RAP co-founder, Ron Clark, arrived in Washington in 1970 at the invitation of two priests who thought the city wasn’t doing enough to care for the surging number of residents suffering – and dying – from heroin addiction. Ron was, himself, a recovering heroin addict, who had become a counselor and dedicated his life to helping those struggling with substance use disorders.
RAP opened its doors in June 1970 at 1904 T Street, N.W. Over the next 44 years, Ron built an always-growing and evolving community institution, responding to the ever-changing needs of those we serve. He showed thousands of people a path forward to a healthy, connected lives without drugs, one in which each person could stand and take his or her rightful place in their homes and neighborhoods.
Ron pioneered the idea of a more holistic approach to addiction treatment by combining rigorous therapeutic interventions with an awareness of the issues that racism caused for many of RAP’s patients. He brought jazz musicians, Black poets, artists and scholars to the program. He believed that emotional wellness and good physical health were essential for a successful recovery. He insisted that everyone be able to read and used the works of Martin Luther King, Jr., Malcom X and Maya Angelou to teach those who had difficulty.

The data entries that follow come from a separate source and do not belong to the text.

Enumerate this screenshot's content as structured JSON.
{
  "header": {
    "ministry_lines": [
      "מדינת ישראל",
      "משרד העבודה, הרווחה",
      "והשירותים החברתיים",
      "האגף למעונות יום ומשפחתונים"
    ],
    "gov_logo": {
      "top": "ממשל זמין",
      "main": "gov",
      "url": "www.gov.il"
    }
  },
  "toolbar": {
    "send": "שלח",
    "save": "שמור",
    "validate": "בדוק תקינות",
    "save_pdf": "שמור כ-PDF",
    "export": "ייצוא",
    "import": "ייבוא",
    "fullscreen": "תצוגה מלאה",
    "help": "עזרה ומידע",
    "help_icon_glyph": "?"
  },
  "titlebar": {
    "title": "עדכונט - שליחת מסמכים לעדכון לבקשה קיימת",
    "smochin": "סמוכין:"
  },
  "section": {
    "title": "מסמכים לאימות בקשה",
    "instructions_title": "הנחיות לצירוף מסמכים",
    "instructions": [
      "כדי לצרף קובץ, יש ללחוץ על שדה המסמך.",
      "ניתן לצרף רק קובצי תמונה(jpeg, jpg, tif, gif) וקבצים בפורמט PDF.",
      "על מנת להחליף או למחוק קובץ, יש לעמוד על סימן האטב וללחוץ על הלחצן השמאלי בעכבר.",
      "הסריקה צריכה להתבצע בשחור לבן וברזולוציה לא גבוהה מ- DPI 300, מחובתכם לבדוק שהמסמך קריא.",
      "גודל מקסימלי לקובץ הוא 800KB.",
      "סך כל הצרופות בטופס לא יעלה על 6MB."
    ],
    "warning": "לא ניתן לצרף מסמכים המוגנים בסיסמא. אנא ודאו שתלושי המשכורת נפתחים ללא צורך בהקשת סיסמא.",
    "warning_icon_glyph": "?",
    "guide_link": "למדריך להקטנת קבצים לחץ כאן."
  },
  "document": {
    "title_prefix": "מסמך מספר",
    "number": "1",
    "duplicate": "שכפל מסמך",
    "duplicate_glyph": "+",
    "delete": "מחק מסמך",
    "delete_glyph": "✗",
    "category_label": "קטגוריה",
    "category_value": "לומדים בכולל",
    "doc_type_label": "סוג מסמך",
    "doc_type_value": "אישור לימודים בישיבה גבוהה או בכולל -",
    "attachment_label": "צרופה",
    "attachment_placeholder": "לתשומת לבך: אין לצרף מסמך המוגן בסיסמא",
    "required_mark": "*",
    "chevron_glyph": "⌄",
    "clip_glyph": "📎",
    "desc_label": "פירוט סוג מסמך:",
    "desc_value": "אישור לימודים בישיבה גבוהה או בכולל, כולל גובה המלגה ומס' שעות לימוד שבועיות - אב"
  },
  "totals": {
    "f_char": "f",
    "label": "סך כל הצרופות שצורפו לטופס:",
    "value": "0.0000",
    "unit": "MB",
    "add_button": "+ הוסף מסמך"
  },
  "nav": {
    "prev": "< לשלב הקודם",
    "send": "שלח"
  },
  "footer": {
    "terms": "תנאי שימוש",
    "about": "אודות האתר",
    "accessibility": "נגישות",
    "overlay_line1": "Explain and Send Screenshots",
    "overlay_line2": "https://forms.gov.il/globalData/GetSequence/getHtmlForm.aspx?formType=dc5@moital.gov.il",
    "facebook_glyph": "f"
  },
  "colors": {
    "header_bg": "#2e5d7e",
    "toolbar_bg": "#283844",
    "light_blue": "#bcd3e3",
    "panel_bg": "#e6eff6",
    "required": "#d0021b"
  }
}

RAP was the leader in early HIV services, opening the first housing programs at a time when clinics, hospitals and even families turned away those sick and dying of AIDS. The program grew to provide specialized medical care and casement management to persons living with HIV.
Ron retired in 2014 due to failing health and transitioned 14 May 2019.
Today, RAP operates a withdrawal management (detox) and residential & outpatient treatment programs across four sites at its Eckington campus in Northeast Washington
The 80-member interdisciplinary team of doctors; advanced practice nurses; licensed social workers & counselors; and peers treat more than 1,300 patients each year.